DIALOGO DI UNA MADRE E DI UN FIGLIO SULLA DIPENDENZA (Parte I), di Reginaldo Cerolini e Giuseppina Battistotti

lo senti il mare bassa

 

PREMESSA

Ho appena finito l’intervista con mamma, al secolo Giuseppina Angela Battistotti in Cerolini. Ascolto Luigi Tenco Ballate e Canzoni nel vecchio vinile Lesaphon Vertical di papà. Sull’immagine del pc, in cui sto scrivendo, la piccola grande famiglia Cerolini, è riunita con stupore e gioia nel patio di San Giovanni in Monte (Bologna) a festeggiare la mia laurea Magistrale in Antropologia Culturale ed Etnologia. Siamo belli, di una bellezza umile ovvero come scrissi, nella mia prima laurea, una bellezza capace di abbracciare ciò che è altro da sé.
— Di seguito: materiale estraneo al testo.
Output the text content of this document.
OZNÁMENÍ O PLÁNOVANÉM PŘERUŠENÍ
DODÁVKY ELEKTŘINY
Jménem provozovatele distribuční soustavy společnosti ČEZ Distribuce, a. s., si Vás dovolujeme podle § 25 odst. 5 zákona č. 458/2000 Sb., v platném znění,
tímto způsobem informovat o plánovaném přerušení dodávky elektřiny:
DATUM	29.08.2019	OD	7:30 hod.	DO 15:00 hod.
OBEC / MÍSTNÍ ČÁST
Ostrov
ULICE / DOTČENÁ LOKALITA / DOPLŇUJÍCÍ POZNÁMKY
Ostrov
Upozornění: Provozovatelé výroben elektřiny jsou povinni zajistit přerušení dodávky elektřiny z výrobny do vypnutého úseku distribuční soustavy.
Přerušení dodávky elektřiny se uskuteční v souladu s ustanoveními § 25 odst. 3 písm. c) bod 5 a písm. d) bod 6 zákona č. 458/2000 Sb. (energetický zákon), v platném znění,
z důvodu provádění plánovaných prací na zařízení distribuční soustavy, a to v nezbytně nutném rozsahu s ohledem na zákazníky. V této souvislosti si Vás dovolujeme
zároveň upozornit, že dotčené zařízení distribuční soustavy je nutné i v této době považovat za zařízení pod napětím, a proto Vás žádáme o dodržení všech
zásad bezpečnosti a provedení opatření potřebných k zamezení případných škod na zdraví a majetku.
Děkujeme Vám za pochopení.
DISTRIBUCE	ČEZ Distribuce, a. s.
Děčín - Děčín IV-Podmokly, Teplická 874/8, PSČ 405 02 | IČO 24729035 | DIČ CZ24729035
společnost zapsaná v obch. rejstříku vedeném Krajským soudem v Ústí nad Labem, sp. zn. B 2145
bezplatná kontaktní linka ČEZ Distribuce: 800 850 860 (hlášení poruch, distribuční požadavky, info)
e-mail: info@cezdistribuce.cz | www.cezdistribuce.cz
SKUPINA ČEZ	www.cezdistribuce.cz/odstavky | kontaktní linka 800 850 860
Riesco a vedere nella foto anche una perplessità ed una domanda di senso a cui ovviamente manca la risposta ma da i volti irradia speranza.

L’intervista è passata in modo semplice, mia madre non aveva molte domande da farmi, ma nonostante questo l’incontro è durato più di un’ora con una breve interruzione della domestica brasiliana arrivata fra gli abbai di Flavio, il cane, e un’improvvisa urgenza di mamma ad andare al bagno… il che ha tolto molta solennità e serietà al finale tingendolo di una buffa tenerezza.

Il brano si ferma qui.